Stanford topples Texas to secure a badly needed marquee win

Stanford topples Texas to secure a badly needed marquee win

DePaul has not beaten a power-conference team that went on to make the NCAA tournament during Oliver Purnell's five-year tenure, so it was tempting to give up on Stanford after its mind-numbing 15-point loss to the Blue Demons over Thanksgiving weekend. 

In retrospect, perhaps that was a little too hasty. 

Stanford showed it may yet live up to its preseason billing as an upper-echelon Pac-12 team Tuesday night when it became the first team besides top-ranked Kentucky to defeat Texas this season. Chasson Randle and Anthony Brown scored a combined 47 points to lead the visiting Cardinal to a 74-71 overtime victory over the ninth-ranked Longhorns.   

Upsetting Texas improves Stanford's record to 7-3 and ensures it won't enter conference play without a marquee win. The Cardinal had been in a funk since the DePaul loss, requiring second-half comebacks to escape at home against LMU and Denver before falling 79-77 at BYU on Friday night.

Emerging from that stretch of mediocrity on Tuesday was timely because a road win at Texas will certainly pay dividend in March. The Longhorns entered 10-1 with wins over UConn, Cal and Iowa even though they have played most of the season without leading scorer and premier shot creator Isaiah Taylor.

Thanks to the scoring prowess of Randle and Brown and a defense designed to wall off the paint and force Texas to score from the perimeter, Stanford never trailed by more than seven the entire game and put itself in position to win late in regulation. Only a pair of blunders by Brown and Randle gave Texas a chance to force overtime.   

Stanford led by two with 30 seconds remaining when Brown erred by running into the corner to catch and inbound pass and compounded the mistake by lowering his shoulder into Jonathan Holmes to try to escape the trap. Granted Holmes went down as though Brown's shoulder was made of extra-strength titanium, but the Stanford wing still put himself in a bad position venturing into the corner against full-court pressure. 

Holmes made Stanford pay by burying a game-tying jump shot on Texas' ensuing possession and Randle then squandered a chance to win it for the Cardinal in regulation. Instead of either shooting a pull-up jumper or attacking off the dribble, Randle passed with a few seconds left, leaving freshman Robert Cartwright without enough time to create a scoring chance.

Randle and Brown atoned for their mistakes in overtime by scoring all but one of the Cardinal's 10 points. It was Randle who tied the game with a huge 3-pointer off a ball screen and extended Stanford's lead to three with a step-back jumper with 10 seconds remaining. It was Brown who gave the Cardinal the lead for good on a driving layup with 1:08 to play.

Texas has survived without Taylor for nearly the past six weeks, but Tuesday's loss showed why the Longhorns need him to recover from his broken wrist in order to contend in the Big 12 or make a deep NCAA tournament run.

With Taylor sidelined and Stanford gearing its defense to take away the Texas big men, Rick Barnes put the ball in the hands of backup point guard Javan Felix and asked him to create offense late in the game.

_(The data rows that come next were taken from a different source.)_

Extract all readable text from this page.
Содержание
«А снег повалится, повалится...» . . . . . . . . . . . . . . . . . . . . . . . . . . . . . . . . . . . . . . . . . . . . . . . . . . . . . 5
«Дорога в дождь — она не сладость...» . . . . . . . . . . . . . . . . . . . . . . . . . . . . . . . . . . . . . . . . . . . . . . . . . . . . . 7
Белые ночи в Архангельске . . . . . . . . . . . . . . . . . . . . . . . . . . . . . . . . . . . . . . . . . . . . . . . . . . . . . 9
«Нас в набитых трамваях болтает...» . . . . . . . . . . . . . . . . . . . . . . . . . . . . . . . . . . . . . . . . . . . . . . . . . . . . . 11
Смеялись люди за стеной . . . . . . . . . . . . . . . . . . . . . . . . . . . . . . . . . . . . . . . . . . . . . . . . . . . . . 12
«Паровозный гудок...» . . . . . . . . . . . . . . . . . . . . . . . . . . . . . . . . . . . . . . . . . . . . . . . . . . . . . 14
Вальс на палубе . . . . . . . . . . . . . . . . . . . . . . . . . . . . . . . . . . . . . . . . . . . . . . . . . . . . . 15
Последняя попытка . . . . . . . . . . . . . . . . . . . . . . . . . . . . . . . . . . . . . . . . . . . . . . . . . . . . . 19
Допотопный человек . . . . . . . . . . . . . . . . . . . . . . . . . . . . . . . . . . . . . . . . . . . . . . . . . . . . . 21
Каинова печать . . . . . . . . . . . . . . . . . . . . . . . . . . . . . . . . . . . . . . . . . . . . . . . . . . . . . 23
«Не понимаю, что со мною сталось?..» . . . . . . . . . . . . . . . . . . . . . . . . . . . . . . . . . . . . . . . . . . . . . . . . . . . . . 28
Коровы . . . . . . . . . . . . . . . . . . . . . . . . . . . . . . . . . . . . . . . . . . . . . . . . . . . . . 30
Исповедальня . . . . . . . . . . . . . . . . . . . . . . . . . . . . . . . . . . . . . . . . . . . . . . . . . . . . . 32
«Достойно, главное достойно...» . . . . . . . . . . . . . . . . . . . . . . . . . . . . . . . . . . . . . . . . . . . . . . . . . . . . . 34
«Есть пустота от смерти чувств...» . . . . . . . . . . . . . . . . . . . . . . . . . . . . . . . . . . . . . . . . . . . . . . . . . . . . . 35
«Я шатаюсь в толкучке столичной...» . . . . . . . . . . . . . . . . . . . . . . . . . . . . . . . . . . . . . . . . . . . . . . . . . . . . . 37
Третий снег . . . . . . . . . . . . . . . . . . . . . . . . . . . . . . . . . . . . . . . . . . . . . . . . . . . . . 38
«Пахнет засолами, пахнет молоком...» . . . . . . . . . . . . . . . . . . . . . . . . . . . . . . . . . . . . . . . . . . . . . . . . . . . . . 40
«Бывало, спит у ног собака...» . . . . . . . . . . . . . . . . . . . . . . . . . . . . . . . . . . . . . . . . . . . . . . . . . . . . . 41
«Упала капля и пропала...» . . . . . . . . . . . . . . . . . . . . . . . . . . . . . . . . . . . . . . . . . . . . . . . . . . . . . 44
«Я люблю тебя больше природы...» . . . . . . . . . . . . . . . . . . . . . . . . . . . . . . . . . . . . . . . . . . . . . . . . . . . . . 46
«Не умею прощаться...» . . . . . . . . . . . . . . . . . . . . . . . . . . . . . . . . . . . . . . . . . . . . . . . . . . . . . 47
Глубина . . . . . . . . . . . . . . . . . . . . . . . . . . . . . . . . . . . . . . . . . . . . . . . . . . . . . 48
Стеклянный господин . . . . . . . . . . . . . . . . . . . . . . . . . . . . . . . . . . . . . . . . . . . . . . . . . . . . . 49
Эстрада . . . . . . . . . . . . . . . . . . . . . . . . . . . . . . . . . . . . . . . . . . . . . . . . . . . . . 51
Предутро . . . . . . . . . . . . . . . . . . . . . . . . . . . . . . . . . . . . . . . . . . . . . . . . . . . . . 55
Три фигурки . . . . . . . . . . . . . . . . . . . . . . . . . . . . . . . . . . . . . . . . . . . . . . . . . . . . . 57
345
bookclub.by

Felix had some nice moments off the dribble, but he is far more erratic than Taylor in that situation.

Felix, a streak shooter, missed two key jumpers late in regulation and a pair of threes in the final minute of overtime that would have given Texas a tie or the lead. He finished with a team-high 19 points on 7 of 16 shooting but 2-for-8 from behind the arc.

With Taylor due back in time for Big 12 play, Texas should be a different team offensively and a threat to dethrone Kansas. That's good news for a Stanford team that now wants the Longhorns to do as well as possible the rest of the season.

The last power-conference team to lose to DePaul and still make the NCAA tournament was Marquette in Jan. 2010.

Stanford can't erase its loss to the Blue Demons but on Tuesday the Cardinal at least took a big step toward atoning for it.